What we want to do is make the filter frequences go from the values for "oo" to the values for "ah". This is a job for modulation, so go to the modulation matrix and set it up to modulate, or change, the filter frequencies. There are a number of different ways to do this with Crystal, but the "ooF-awF MW" patch does it like this: use 3 rows of the modulation matrix to control delay filters 1, 2, and 3. The low value for each modulation will correspond to the frequencies for oo and the hi value will correspond to ah.
To do this, simply choose modulation wheel as the "Source" for the first three rows of the modulation matrix. Set the targets for those three rows to "Delay 1 Filter Freq", "Delay 2 Filter Freq", and "Delay 3 Filter Freq". The mod wheel will now control the filter frequency values for those three delays.

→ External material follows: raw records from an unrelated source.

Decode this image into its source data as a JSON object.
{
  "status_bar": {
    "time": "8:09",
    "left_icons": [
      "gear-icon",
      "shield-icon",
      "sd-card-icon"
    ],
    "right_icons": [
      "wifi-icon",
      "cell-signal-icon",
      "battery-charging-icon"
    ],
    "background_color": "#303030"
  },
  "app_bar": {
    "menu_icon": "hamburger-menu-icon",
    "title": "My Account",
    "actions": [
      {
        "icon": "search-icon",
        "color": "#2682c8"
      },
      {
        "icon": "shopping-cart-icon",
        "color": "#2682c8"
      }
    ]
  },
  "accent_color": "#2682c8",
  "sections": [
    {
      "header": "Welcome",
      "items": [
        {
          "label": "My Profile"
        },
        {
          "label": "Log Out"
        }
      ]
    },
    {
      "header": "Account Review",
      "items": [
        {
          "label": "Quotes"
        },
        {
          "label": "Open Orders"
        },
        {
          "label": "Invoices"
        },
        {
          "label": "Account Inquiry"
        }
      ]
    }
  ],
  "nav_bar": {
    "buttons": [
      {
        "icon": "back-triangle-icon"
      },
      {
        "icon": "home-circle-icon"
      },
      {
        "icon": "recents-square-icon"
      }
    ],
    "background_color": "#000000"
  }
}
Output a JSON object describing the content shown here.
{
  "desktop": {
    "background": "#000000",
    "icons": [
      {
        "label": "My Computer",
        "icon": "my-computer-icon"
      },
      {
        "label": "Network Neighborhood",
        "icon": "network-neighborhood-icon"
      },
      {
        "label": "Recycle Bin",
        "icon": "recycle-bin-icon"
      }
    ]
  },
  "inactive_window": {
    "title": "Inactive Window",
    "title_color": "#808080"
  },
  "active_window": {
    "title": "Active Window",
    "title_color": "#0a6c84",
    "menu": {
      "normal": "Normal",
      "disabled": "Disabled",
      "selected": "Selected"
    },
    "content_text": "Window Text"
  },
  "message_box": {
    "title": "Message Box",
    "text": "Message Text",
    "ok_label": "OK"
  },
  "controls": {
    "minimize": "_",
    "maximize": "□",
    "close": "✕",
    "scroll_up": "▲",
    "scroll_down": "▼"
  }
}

Now, set the "Low" value for each mod matrix row to correspond to the frequencies for the male sung u^ (400, 720, 2500) and the highs to male sung ah (700, 1200, 2600). Now, when the mod wheel is all the way down, the formant will be male sung u^, and when all the way up will be male sung ah.
Go ahead and try the "oo-ah MW" patch. Hold down a note in the range on the keyboard where it sounds good, and move the mod wheel up and down. The sound will go from oo to ah!
Next, instead of using the mod wheel to modulate the filter frequencies, let's use a modulation envelope. That's what the "oo-ah ME" patch does. It starts out with oo, goes to ah, and returns to oo when you release the key.
Next, let's add a bit of chorus by using pulse width modulation. In other words, let an LFO modulate the pulse width of voice 1. That's what the "oo-ah ME PWM" patch does.
Finally, let's add a second voice harmonized a major 3rd above the original for a 2 voice harmony. Listen to the "oo - ah ME PWM 2V" patch to hear this.
Experiment with different oscillators as the sound source. Try crossfading two voices based on note on velocity (see the VelXFade preset for a velocity cross fade example). Instead of the mod wheel or mod envelope to modulate between oo and ah, try using an lfo. Try different amplitude envelopes for the 2 voices. Try...well, you get the idea :-).